Moving on from family, he introduced us to another influence, banjo player Charlie Poole. Loudon’s Grammy winning album “High Wide and Handsome” was a product of this. After a couple of songs from that album, he moved on to another hero, the recently departed Mose Allison. Mose’s “Ever Since the World Ended” and “Feel So Good” were followed by Loudon’s Mose inspired “So Damned Happy.”
He then did a part of a song called “Haven’t got the Blues Yet.” After forgetting the end of the song, and a few self-deprecating comments, he got back to the family theme.
It began with a recitation from his father’s vast archive of columns in Life. It was a touching ode of his father’s encounter with another future father in the maternity ward while awaiting the birth of his first child. That segued into “Baby in the House,” “Your Mother and I,” and “White Winos.” The last song is a description of his mother’s love and dedication to white wine.
A remembrance of Merle Haggard followed with “If We Make it Through December.”
Things got political after that. Harkening back to his North Carolina roots, he sang his humorous assessment of Jesse Helms’ opposition to the National Endowment for the Arts. “If Jesse Don’t Like It” was followed with his prophetic “I Had a Dream” in which his visualized the election of Donald Trump to the Presidency a year before it happened.

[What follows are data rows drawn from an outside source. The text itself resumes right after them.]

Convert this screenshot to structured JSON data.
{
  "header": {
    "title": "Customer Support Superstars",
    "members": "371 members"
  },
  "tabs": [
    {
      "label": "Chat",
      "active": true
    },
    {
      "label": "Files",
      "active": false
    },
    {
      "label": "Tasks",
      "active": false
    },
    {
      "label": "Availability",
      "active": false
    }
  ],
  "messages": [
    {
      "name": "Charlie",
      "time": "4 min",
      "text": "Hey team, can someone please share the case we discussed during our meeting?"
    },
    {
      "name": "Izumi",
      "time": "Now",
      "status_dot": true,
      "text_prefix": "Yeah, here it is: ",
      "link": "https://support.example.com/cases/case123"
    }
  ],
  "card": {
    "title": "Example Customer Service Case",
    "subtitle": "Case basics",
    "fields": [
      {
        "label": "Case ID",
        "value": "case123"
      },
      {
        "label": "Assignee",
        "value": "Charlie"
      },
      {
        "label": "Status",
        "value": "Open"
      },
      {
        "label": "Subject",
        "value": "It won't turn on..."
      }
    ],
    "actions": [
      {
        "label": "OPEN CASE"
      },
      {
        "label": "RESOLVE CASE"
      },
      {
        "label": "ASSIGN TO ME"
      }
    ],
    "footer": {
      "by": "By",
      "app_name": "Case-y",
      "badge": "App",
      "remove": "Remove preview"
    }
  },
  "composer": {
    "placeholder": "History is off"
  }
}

Things got lighter with “Moving Day,” “One Man Guy,” and a few others as he wound down the set. A final sharing of one of his father’s columns about the death of the family dog led into “Man and Dog.” There were a few shout outs from his fans asking to hear Dead Skunk. He just laughed and said he charges extra money for that one as he left the stage.
His encore lead-in was a recollection of his relationship with his lifelong friend and boarding school roommate who happened to be in the audience. “White kids of privilege singing calypso songs” was a comment on those days. “School Days,” a reflection of those days, finished the show.
As he left the stage, we began to assess what we had just experienced. The artist who we knew as a writer and singer of novelty songs turned out to be someone entirely different. We now see him as a poet, son, grandson, father, and friend who spent his life tying all of those things together in songs and actions. We left the Grey Eagle understanding that he is very much a kindred spirit, aging along with the rest of us and becoming as retrospective and many of us have become.